If retained iron tablets are evident after GI decontamination, consider endoscopy or surgery for their removal. Failure to remove the iron can result not only in continued iron absorption and exacerbation of systemic symptoms but also in gastric perforation and severe hemorrhage.



Regional poison control centers may be contacted for assistance in patient management. In addition, consult an intensivist for help in managing the moderately to severely ill child. Admission to a pediatric intensive care unit is indicated for patients who present with signs and symptoms of significant iron poisoning, such as metabolic acidosis, potential hemodynamic instability, and/or lethargy.

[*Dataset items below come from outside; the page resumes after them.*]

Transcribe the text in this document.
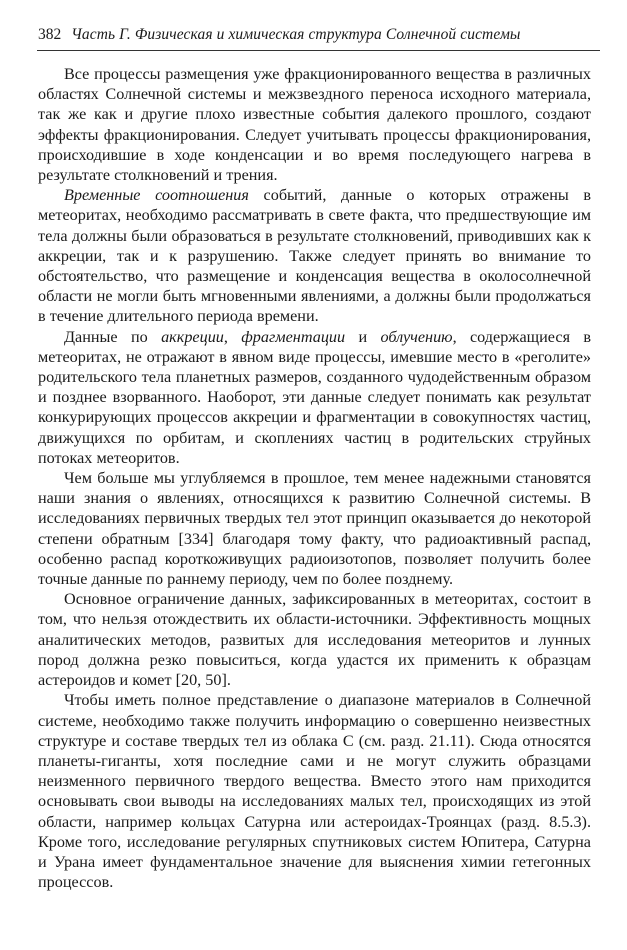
382 Часть Г. Физическая и химическая структура Солнечной системы

Все процессы размещения уже фракционированного вещества в различных областях Солнечной системы и межзвездного переноса исходного материала, так же как и другие плохо известные события далекого прошлого, создают эффекты фракционирования. Следует учитывать процессы фракционирования, происходившие в ходе конденсации и во время последующего нагрева в результате столкновений и трения.

Временные соотношения событий, данные о которых отражены в метеоритах, необходимо рассматривать в свете факта, что предшествующие им тела должны были образоваться в результате столкновений, приводивших как к аккреции, так и к разрушению. Также следует принять во внимание то обстоятельство, что размещение и конденсация вещества в околосолнечной области не могли быть мгновенными явлениями, а должны были продолжаться в течение длительного периода времени.

Данные по аккреции, фрагментации и облучению, содержащиеся в метеоритах, не отражают в явном виде процессы, имевшие место в «реголите» родительского тела планетных размеров, созданного чудодейственным образом и позднее взорванного. Наоборот, эти данные следует понимать как результат конкурирующих процессов аккреции и фрагментации в совокупностях частиц, движущихся по орбитам, и скоплениях частиц в родительских струйных потоках метеоритов.

Чем больше мы углубляемся в прошлое, тем менее надежными становятся наши знания о явлениях, относящихся к развитию Солнечной системы. В исследованиях первичных твердых тел этот принцип оказывается до некоторой степени обратным [334] благодаря тому факту, что радиоактивный распад, особенно распад короткоживущих радиоизотопов, позволяет получить более точные данные по раннему периоду, чем по более позднему.

Основное ограничение данных, зафиксированных в метеоритах, состоит в том, что нельзя отождествить их области-источники. Эффективность мощных аналитических методов, развитых для исследования метеоритов и лунных пород должна резко повыситься, когда удастся их применить к образцам астероидов и комет [20, 50].

Чтобы иметь полное представление о диапазоне материалов в Солнечной системе, необходимо также получить информацию о совершенно неизвестных структуре и составе твердых тел из облака С (см. разд. 21.11). Сюда относятся планеты-гиганты, хотя последние сами и не могут служить образцами неизменного первичного твердого вещества. Вместо этого нам приходится основывать свои выводы на исследованиях малых тел, происходящих из этой области, например кольцах Сатурна или астероидах-Троянцах (разд. 8.5.3). Кроме того, исследование регулярных спутниковых систем Юпитера, Сатурна и Урана имеет фундаментальное значение для выяснения химии гетегонных процессов.
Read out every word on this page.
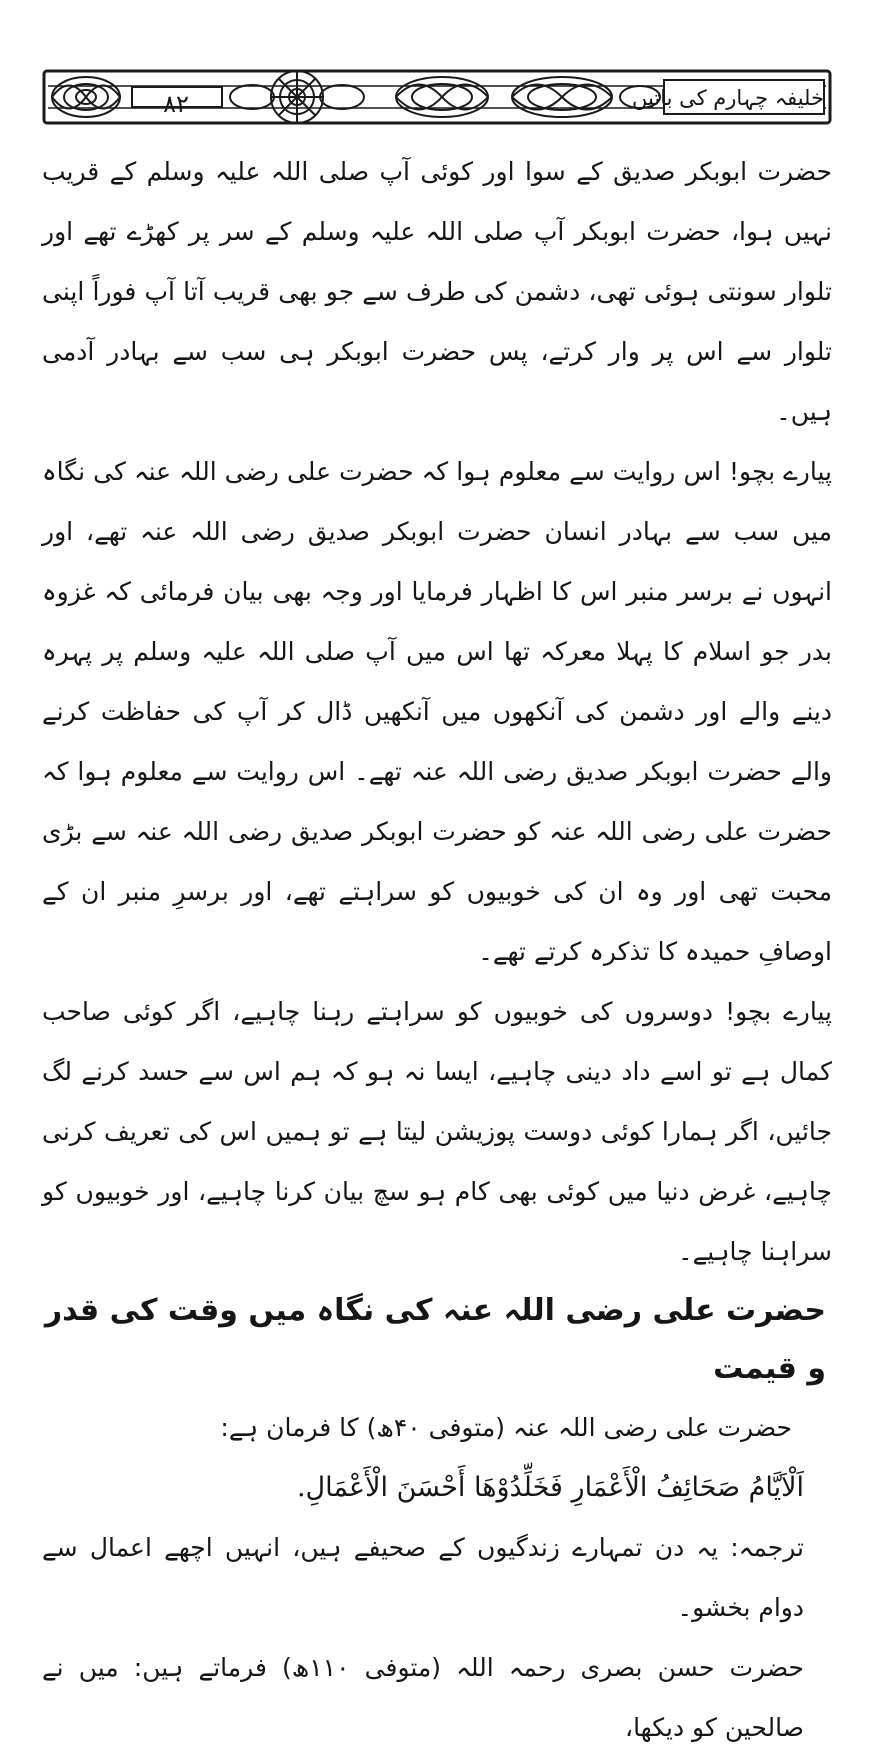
۸۲	خلیفہ چہارم کی باتیں

حضرت ابوبکر صدیق کے سوا اور کوئی آپ صلی اللہ علیہ وسلم کے قریب نہیں ہوا، حضرت ابوبکر آپ صلی اللہ علیہ وسلم کے سر پر کھڑے تھے اور تلوار سونتی ہوئی تھی، دشمن کی طرف سے جو بھی قریب آتا آپ فوراً اپنی تلوار سے اس پر وار کرتے، پس حضرت ابوبکر ہی سب سے بہادر آدمی ہیں۔

پیارے بچو! اس روایت سے معلوم ہوا کہ حضرت علی رضی اللہ عنہ کی نگاہ میں سب سے بہادر انسان حضرت ابوبکر صدیق رضی اللہ عنہ تھے، اور انہوں نے برسر منبر اس کا اظہار فرمایا اور وجہ بھی بیان فرمائی کہ غزوہ بدر جو اسلام کا پہلا معرکہ تھا اس میں آپ صلی اللہ علیہ وسلم پر پہرہ دینے والے اور دشمن کی آنکھوں میں آنکھیں ڈال کر آپ کی حفاظت کرنے والے حضرت ابوبکر صدیق رضی اللہ عنہ تھے۔ اس روایت سے معلوم ہوا کہ حضرت علی رضی اللہ عنہ کو حضرت ابوبکر صدیق رضی اللہ عنہ سے بڑی محبت تھی اور وہ ان کی خوبیوں کو سراہتے تھے، اور برسرِ منبر ان کے اوصافِ حمیدہ کا تذکرہ کرتے تھے۔

پیارے بچو! دوسروں کی خوبیوں کو سراہتے رہنا چاہیے، اگر کوئی صاحب کمال ہے تو اسے داد دینی چاہیے، ایسا نہ ہو کہ ہم اس سے حسد کرنے لگ جائیں، اگر ہمارا کوئی دوست پوزیشن لیتا ہے تو ہمیں اس کی تعریف کرنی چاہیے، غرض دنیا میں کوئی بھی کام ہو سچ بیان کرنا چاہیے، اور خوبیوں کو سراہنا چاہیے۔

حضرت علی رضی اللہ عنہ کی نگاہ میں وقت کی قدر و قیمت

حضرت علی رضی اللہ عنہ (متوفی ۴۰ھ) کا فرمان ہے:

اَلْاَیَّامُ صَحَائِفُ الْأَعْمَارِ فَخَلِّدُوْهَا أَحْسَنَ الْأَعْمَالِ.

ترجمہ: یہ دن تمہارے زندگیوں کے صحیفے ہیں، انہیں اچھے اعمال سے دوام بخشو۔

حضرت حسن بصری رحمہ اللہ (متوفی ۱۱۰ھ) فرماتے ہیں: میں نے صالحین کو دیکھا،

Most iron ingestions are accidental. As for any medication, preventive measures include keeping the bottles of iron supplements, with childproof tops, inaccessible to children. Changing the appearance of prenatal vitamins to make them look less like candy has been considered. This would be ideal.

In 1997, the US Food and Drug Administration (FDA) issued a regulation requiring unit-dose packaging for iron-containing products with 30 mg or more of iron per dosage unit. Because of the time and effort to open unit-dose packages, the FDA believes this packaging limits unintentional access to children. This requirement is in addition to existing Consumer Product Safety Commission regulations that require child-resistant packaging for most iron-containing products. In 2003, this requirement was rescinded because of a lawsuit in which the National Health Alliance charged that the FDA had no jurisdiction over the packaging of dietary supplements.